Thursday, January 1, 2009

Munson Pond


The bikini had a floral pattern and it must have been lying there for quite some time. It looked like a relic from the sixties, something that could have been worn by some anonymous twister in one of that era’s abundant formulaic surf movies.

This discovery of the bikini occurred in the mid-eighties. My friends and I were adventuring through the woods where our fresh, newly built homes had encroached upon an immense stretch of private land. Through thick briars and over a rocky hill, we happened upon a swimming hole. It looked like a natural spring with the exception that one end of the water was bordered by a linear stone wall which bore a diving board. The area peripheral to the pool was overgrown and barely accessible. The bikini had been left on the mossy plank of the rusty diving board that extended precariously over the black water. The overall neglect of the place, the murkiness of the water, it all insinuated something discomforting punctuated by the bikini, missing its occupant, its garish colors fighting against mold and time. A lone oar floated in the dark water in a slow, melancholic meander as though looking for the partnered oar it once knew and the boat they once served.

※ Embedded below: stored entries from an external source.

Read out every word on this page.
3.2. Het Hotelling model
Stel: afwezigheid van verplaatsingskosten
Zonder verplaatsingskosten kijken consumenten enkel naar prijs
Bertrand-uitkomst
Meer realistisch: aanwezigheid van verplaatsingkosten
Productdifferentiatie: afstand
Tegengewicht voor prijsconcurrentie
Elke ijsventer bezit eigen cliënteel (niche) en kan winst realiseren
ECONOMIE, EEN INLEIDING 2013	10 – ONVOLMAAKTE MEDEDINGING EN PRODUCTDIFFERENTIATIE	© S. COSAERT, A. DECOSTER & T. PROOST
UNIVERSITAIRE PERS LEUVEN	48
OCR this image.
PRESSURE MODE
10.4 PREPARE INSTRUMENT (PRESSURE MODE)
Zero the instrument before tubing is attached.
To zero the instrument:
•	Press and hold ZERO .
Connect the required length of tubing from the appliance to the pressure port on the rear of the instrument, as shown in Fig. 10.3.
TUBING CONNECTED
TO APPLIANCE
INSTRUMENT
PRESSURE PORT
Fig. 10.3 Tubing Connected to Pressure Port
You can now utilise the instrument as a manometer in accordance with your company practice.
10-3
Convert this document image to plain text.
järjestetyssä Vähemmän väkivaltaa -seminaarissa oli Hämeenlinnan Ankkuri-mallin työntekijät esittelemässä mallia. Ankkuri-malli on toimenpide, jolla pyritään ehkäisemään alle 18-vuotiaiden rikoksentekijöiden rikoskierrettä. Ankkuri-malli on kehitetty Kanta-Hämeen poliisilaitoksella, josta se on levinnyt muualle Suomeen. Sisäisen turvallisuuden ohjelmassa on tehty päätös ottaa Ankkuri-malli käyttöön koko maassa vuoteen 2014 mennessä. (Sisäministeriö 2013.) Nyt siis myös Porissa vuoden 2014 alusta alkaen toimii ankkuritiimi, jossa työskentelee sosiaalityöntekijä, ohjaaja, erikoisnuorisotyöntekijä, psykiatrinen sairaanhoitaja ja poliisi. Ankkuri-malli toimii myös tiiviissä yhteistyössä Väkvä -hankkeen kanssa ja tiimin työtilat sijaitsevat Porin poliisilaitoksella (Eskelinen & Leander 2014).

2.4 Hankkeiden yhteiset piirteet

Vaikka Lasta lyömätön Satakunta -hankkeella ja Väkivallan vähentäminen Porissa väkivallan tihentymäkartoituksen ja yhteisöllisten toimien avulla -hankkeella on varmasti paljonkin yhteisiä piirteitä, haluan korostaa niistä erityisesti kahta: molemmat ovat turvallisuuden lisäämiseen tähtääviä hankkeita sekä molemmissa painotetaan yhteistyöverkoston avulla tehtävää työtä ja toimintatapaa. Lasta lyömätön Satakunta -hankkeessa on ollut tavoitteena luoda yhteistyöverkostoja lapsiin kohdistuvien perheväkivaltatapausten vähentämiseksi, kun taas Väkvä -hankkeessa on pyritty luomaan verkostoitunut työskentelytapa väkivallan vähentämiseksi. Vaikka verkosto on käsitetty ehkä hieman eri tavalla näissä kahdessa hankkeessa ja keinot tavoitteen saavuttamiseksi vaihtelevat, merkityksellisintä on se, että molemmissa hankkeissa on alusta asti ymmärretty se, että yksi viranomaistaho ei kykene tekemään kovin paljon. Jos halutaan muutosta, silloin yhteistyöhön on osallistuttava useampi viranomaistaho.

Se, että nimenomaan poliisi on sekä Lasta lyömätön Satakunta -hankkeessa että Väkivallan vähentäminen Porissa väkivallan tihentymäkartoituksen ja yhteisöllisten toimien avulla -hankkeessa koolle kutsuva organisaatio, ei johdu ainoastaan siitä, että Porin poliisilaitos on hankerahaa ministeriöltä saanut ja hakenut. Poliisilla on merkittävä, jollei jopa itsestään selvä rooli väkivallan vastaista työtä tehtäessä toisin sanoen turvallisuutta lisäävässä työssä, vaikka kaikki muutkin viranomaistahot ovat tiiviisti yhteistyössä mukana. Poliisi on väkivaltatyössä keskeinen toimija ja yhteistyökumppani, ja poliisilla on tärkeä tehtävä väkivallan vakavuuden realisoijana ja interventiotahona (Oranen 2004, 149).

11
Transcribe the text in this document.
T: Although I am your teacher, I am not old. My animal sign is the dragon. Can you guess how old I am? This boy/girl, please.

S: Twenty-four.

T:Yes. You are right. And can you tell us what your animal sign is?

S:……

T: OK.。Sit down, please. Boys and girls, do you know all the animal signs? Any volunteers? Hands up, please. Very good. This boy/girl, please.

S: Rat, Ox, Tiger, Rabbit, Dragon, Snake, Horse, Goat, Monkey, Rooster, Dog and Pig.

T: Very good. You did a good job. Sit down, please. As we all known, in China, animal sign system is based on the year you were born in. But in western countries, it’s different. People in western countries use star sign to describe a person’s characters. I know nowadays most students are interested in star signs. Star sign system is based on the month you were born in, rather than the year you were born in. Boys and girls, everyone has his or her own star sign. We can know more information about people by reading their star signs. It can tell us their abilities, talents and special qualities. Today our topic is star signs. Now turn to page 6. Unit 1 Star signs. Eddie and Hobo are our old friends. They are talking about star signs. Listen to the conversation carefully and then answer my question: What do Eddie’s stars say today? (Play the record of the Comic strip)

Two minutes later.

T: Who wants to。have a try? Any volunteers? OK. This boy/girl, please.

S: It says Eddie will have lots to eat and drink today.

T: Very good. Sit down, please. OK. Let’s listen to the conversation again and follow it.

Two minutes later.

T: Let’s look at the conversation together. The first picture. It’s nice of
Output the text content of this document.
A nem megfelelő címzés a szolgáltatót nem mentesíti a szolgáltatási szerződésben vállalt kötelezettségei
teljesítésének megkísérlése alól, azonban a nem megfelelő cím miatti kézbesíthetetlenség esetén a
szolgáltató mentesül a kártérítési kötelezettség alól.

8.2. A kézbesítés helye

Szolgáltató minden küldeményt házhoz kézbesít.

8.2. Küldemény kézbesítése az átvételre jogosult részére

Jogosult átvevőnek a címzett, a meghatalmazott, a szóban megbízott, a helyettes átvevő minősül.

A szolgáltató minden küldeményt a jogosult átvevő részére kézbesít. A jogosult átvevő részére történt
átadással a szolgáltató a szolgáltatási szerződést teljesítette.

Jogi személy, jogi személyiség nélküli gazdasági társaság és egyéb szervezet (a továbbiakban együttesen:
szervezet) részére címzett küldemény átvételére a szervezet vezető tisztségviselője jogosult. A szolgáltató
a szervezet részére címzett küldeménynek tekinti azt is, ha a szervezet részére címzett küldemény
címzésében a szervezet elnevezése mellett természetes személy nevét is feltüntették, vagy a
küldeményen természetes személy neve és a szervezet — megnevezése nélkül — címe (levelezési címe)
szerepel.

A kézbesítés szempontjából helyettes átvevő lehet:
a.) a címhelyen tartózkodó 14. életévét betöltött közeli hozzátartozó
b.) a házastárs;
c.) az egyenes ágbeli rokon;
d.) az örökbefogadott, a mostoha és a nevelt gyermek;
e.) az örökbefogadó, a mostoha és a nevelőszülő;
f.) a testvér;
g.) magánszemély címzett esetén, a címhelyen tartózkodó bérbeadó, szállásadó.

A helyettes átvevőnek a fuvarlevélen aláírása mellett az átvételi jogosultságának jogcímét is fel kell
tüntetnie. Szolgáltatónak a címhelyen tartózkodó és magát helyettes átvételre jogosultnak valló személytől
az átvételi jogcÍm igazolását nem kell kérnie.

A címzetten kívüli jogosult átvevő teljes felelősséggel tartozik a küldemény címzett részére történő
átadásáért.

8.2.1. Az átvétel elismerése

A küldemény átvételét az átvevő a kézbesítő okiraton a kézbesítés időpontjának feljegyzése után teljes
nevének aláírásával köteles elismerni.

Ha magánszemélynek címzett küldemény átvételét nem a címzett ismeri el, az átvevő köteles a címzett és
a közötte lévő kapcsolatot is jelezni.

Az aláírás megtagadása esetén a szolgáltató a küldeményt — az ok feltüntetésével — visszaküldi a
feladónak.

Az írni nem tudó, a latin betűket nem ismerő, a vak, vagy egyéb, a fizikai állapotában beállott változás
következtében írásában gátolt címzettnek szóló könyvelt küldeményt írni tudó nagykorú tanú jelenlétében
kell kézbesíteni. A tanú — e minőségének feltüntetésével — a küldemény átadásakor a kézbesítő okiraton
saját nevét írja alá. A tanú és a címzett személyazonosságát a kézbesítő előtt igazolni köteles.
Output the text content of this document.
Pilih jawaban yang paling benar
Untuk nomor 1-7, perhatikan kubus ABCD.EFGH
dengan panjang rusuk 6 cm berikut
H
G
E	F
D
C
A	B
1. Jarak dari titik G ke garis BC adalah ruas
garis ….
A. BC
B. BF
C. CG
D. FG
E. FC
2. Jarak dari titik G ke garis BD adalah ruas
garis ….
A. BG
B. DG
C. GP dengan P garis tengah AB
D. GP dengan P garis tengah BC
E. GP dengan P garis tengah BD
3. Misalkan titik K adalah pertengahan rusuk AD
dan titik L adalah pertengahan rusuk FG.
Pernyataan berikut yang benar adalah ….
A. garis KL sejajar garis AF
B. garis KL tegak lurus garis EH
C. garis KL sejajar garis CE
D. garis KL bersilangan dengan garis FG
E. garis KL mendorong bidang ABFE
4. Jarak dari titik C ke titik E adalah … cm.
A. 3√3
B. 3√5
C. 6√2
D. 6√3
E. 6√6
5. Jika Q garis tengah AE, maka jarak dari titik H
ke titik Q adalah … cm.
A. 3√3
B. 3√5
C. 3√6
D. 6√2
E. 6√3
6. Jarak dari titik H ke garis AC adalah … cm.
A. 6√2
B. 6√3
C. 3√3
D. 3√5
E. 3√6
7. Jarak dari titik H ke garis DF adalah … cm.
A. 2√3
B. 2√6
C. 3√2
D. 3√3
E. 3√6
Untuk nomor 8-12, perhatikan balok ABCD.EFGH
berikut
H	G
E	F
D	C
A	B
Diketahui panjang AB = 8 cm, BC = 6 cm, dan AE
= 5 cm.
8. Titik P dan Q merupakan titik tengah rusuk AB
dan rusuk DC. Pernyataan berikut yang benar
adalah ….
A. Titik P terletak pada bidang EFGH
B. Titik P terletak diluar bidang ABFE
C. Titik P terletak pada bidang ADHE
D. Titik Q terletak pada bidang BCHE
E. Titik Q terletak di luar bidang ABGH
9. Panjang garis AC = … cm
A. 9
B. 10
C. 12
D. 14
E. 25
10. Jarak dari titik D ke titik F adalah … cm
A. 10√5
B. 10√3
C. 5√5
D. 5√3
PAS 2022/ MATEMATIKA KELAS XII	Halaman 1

But what had happened to the girl in the bikini? The semi-erotic detritus clearly taunted my young mind. Was she beautiful? Of course, she was. Her long hair was black and straight, pulled to the sides in that Indian squaw style that hippie chicks loved. Her skin was so white, contrasting luminescence against her hair and the night. That’s how she looked when strolled down to this pool that summer’s eve to get away from the heat of her house and the watchful eye of her parents. She wanted that release, that escape within the cool dark water’s embrace. She took a look around, decided no one was looking and…

But why hadn’t she collected her suit after swimming? Had there been something nefarious in those woods watching her with homicidal lust? Glances into that dark water sent chills down my spine. Perhaps she still was down there in a timeless state of suspension staring quizzically up at her young visitors, aching to tell them the story of her untimely demise. Could it be her would-be assailant was never found? Could he have been watching us that very day?

We were just a band of kids brought together with a housing development in common. Our new homes were an invasion and we were its minions out on reconnaissance. As we ventured into these wooded areas, we’d happen upon the jarring remains of lives that had preceded our arrival. Bottles from the 1940’s, abandoned cars, forlorn appliances, outdated bikinis. For most of my friends, the bottles were for smashing against rocks, the cars were ripe for a beating with a stick, and now the bikini had become fodder for jokes. But for me these objects contained something sinister, a dark history and I’d treat each with reverence and trepidation.

Today on my computer, satellite photos of every inch of our planet seem to now be available. Amid the possible exotic and grand places I could visit, I find myself drawn to that spot in the woods where we found the pool. I go there again and again. I can see that those woods I recall as vast places of exploratory adventuring are quite small and confined. But the pool is still there. Somehow, it and the wisp of woods that surrounded it eluded the progress that’s left much of that area treeless.

I’m often skeptical of the validity of what I recall. The photo bears evidence that I didn’t dream this whole thing up and I’m relieved. I moved around a lot growing up and it’s left me with many rootless fragmentary childhood remembrances. I spend a lot of time looking at satellite pictures of various places from my past, houses I lived in, elementary schools I’d briefly attended. Sometimes a street view is available. You click on the map and suddenly a photo pops up whereby you’re standing on the sidewalk. I look again and again and everything seems small and old. I’m looking for answers, for something

Maybe the girl in the bikini really could have existed, not just in the sputtering of my imagination. I’ve replayed her stroll down to the pool that night many times. It’s a continuous reel in my mind. As I’ve gotten older, she continues to emerge with crisper details. Age and experience has allowed me reconstruct her femininity. I’ve invariably attached my own fetishes to both her and her act of disrobing. Her body is young but still features oddities, complexities, imperfections and unevenness that I find beautiful and alluring. Ultimately, I’m left to resign that this image, this fantasy might not coexist with her reality and the events of that night.

The pool is still there. The satellite caught it. I can see the elongated spec – the diving board endures. The photo is an example of the wonders of technology and its aching limitations to deliver completion. Amid the pixels of the strongest zoom, I can’t make out a bikini.